I find some irony in this. On the one hand, I have a hard time not getting swept up in the chaos. Chaos has defined my life for the past 38 years. But on the other hand, I am the center now. I'm the one who isn't changing, who is just watching the world dance around me. And I don't always find it a welcome place to be.
***
I am running through the better part of town now, through the Mc Mansions. I hate these houses, this sprawling treeless suburbia, and yet, I want them. Or more correctly, I want the ability to have them if I wanted them. There are other things like that, too.
***
You should know this about me: I was a valedictorian. I was the one who was always ahead. I was the smart one, the one in the gifted and talented classes. The first one in my class to take my exams in graduate school. The one who won the fellowship. The one who started new programs at my former place of employment, turning them into some of the most highly visible features of the university before I left my job, unable to turn a blind eye to culture that openly permitted sexism.

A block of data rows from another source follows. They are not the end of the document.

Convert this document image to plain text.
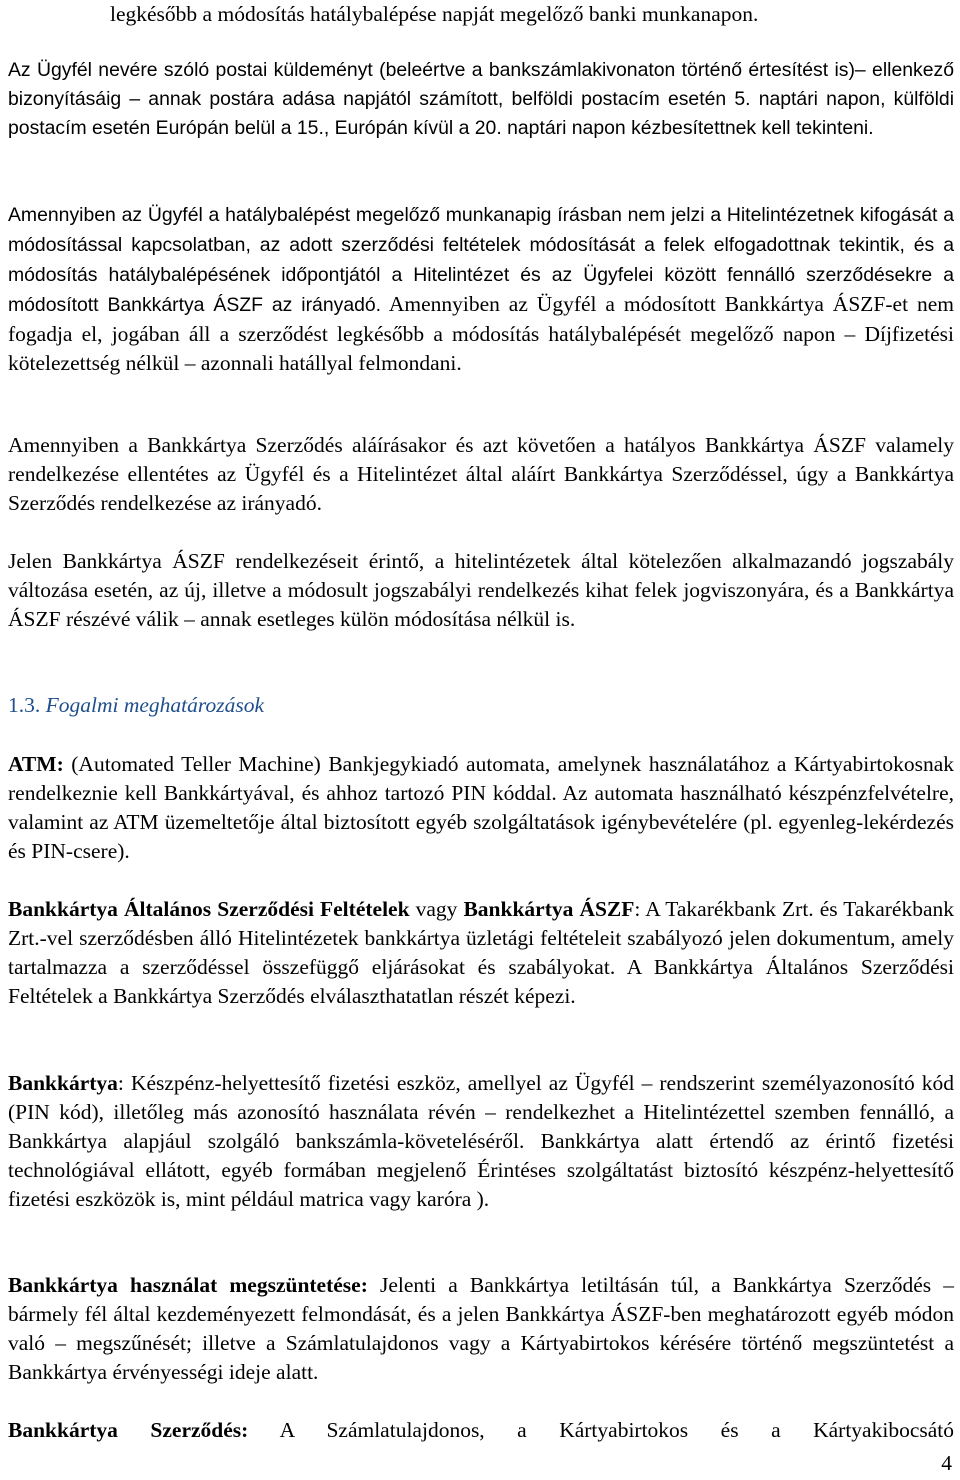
legkésőbb a módosítás hatálybalépése napját megelőző banki munkanapon.

Az Ügyfél nevére szóló postai küldeményt (beleértve a bankszámlakivonaton történő értesítést is)– ellenkező bizonyításáig – annak postára adása napjától számított, belföldi postacím esetén 5. naptári napon, külföldi postacím esetén Európán belül a 15., Európán kívül a 20. naptári napon kézbesítettnek kell tekinteni.

Amennyiben az Ügyfél a hatálybalépést megelőző munkanapig írásban nem jelzi a Hitelintézetnek kifogását a módosítással kapcsolatban, az adott szerződési feltételek módosítását a felek elfogadottnak tekintik, és a módosítás hatálybalépésének időpontjától a Hitelintézet és az Ügyfelei között fennálló szerződésekre a módosított Bankkártya ÁSZF az irányadó. Amennyiben az Ügyfél a módosított Bankkártya ÁSZF-et nem fogadja el, jogában áll a szerződést legkésőbb a módosítás hatálybalépését megelőző napon – Díjfizetési kötelezettség nélkül – azonnali hatállyal felmondani.

Amennyiben a Bankkártya Szerződés aláírásakor és azt követően a hatályos Bankkártya ÁSZF valamely rendelkezése ellentétes az Ügyfél és a Hitelintézet által aláírt Bankkártya Szerződéssel, úgy a Bankkártya Szerződés rendelkezése az irányadó.

Jelen Bankkártya ÁSZF rendelkezéseit érintő, a hitelintézetek által kötelezően alkalmazandó jogszabály változása esetén, az új, illetve a módosult jogszabályi rendelkezés kihat felek jogviszonyára, és a Bankkártya ÁSZF részévé válik – annak esetleges külön módosítása nélkül is.

1.3. Fogalmi meghatározások

ATM: (Automated Teller Machine) Bankjegykiadó automata, amelynek használatához a Kártyabirtokosnak rendelkeznie kell Bankkártyával, és ahhoz tartozó PIN kóddal. Az automata használható készpénzfelvételre, valamint az ATM üzemeltetője által biztosított egyéb szolgáltatások igénybevételére (pl. egyenleg-lekérdezés és PIN-csere).

Bankkártya Általános Szerződési Feltételek vagy Bankkártya ÁSZF: A Takarékbank Zrt. és Takarékbank Zrt.-vel szerződésben álló Hitelintézetek bankkártya üzletági feltételeit szabályozó jelen dokumentum, amely tartalmazza a szerződéssel összefüggő eljárásokat és szabályokat. A Bankkártya Általános Szerződési Feltételek a Bankkártya Szerződés elválaszthatatlan részét képezi.

Bankkártya: Készpénz-helyettesítő fizetési eszköz, amellyel az Ügyfél – rendszerint személyazonosító kód (PIN kód), illetőleg más azonosító használata révén – rendelkezhet a Hitelintézettel szemben fennálló, a Bankkártya alapjául szolgáló bankszámla-követeléséről. Bankkártya alatt értendő az érintő fizetési technológiával ellátott, egyéb formában megjelenő Érintéses szolgáltatást biztosító készpénz-helyettesítő fizetési eszközök is, mint például matrica vagy karóra ).

Bankkártya használat megszüntetése: Jelenti a Bankkártya letiltásán túl, a Bankkártya Szerződés – bármely fél által kezdeményezett felmondását, és a jelen Bankkártya ÁSZF-ben meghatározott egyéb módon való – megszűnését; illetve a Számlatulajdonos vagy a Kártyabirtokos kérésére történő megszüntetést a Bankkártya érvényességi ideje alatt.

Bankkártya Szerződés: A Számlatulajdonos, a Kártyabirtokos és a Kártyakibocsátó

4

Now I applaud with humility and jealousy when the accolades get handed out. I'm no longer the best in show. I watch others walk into the light, and wonder if I'm not running fast enough to keep up with the chaos.
***
My son starts first grade in two weeks, riding the bus for the first time. My daughter is beginning to put words together to form stories: "Eat. Elmo. Eyeball. Nomnomnomnom. bwahahahaaaaa!" (in reference to consuming an Elmo cupcake last week.) My husband orbits us, coming and going on business trips and busy with work. My former colleagues' lives march onward in Facebook, with posts about new student orientations and other harbingers of the new academic year. My non-work friends have their own chaos, some of it not good at all. My blogging colleagues and friends have theirs, some of it very good chaos, indeed.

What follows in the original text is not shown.